Os senadores Gleisi Hoffmann (PT) e Roberto Requião (PMDB) deverão receber uma inusitada carta, nesta segunda-feira (1º), elaborada por três grevistas de fome que pedem a intervenção federal no Paraná.

Escrita de próprio punho, os professores Pierre Pinto, há sete dias em greve de fome, e Nilsa Barbosa da Paz, no quinto dia sem comer nada, denunciam descaso do governador Beto Richa (PSDB) com a educação e solicitam ajuda do Senado da República.

“O descaso total com a educação e com os servidores públicos do Estado do Paraná é tamanho que nós iniciamos uma greve de fome há uma semana.

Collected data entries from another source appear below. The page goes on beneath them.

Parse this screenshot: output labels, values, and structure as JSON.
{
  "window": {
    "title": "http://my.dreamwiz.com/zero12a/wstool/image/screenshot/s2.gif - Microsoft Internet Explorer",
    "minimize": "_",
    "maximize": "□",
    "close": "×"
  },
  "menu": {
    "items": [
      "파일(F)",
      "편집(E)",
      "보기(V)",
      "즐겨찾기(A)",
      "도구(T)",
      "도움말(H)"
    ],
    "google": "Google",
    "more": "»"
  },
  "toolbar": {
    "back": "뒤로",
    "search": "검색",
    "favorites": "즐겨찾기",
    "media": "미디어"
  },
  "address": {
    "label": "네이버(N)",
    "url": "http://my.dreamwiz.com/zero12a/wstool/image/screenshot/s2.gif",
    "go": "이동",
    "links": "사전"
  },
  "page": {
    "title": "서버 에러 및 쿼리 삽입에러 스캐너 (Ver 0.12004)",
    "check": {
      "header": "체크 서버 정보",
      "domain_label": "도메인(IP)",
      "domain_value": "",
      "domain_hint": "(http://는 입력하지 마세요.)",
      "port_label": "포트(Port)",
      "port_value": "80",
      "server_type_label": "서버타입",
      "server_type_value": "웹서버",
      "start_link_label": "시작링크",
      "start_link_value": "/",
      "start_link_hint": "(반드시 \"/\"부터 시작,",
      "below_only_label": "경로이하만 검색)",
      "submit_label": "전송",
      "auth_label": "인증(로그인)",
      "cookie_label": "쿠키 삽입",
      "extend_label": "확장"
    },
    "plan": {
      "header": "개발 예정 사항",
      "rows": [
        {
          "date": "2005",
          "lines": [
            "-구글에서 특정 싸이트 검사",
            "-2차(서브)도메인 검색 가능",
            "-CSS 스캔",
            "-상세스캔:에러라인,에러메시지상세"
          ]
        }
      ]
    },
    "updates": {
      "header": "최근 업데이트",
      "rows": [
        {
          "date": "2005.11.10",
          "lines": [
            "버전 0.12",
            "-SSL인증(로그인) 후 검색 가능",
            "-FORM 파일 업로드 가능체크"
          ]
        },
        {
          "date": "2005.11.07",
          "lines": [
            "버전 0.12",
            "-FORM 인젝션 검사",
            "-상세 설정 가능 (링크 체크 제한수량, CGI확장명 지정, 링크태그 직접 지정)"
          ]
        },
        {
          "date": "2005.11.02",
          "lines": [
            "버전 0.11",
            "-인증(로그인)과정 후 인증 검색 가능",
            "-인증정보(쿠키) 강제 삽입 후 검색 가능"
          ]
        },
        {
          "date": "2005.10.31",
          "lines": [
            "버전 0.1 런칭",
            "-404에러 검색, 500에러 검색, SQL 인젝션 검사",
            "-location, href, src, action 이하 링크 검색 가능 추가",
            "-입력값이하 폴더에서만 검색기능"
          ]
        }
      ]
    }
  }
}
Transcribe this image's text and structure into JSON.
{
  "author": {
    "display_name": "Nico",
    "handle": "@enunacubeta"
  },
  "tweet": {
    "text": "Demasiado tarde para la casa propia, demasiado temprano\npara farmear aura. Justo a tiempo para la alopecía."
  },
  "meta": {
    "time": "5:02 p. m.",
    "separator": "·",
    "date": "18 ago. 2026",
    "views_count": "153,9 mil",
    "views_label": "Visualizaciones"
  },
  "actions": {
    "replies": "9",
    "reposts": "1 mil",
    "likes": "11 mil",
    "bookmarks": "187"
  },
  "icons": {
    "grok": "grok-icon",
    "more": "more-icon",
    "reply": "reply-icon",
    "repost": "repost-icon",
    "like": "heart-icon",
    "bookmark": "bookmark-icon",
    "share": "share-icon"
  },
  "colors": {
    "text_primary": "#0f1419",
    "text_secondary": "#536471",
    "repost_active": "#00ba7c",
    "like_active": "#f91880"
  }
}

Outras medidas não parecem ser suficiente para sensibilizar o governador Beto Richa”, diz um trecho do documento que também segue assinado pela estudante Júlia Campos, da FAP/Unespar.

O Blog do Esmael visitou ontem à noite os grevistas de fome. Eles concederam uma entrevista especial (clique aqui para assistir ao vídeo), onde relataram os motivos da media extrema que tomaram e apelam aos senadores pela intervenção federal no Paraná.

“A greve de fome continuará até a saída do governador Beto Richa do governo”, prometem os três heróis da Praça 29 de Abril — a antiga Praça Nossa Senhora Salete, cenário do massacre autorizado pelo tucano.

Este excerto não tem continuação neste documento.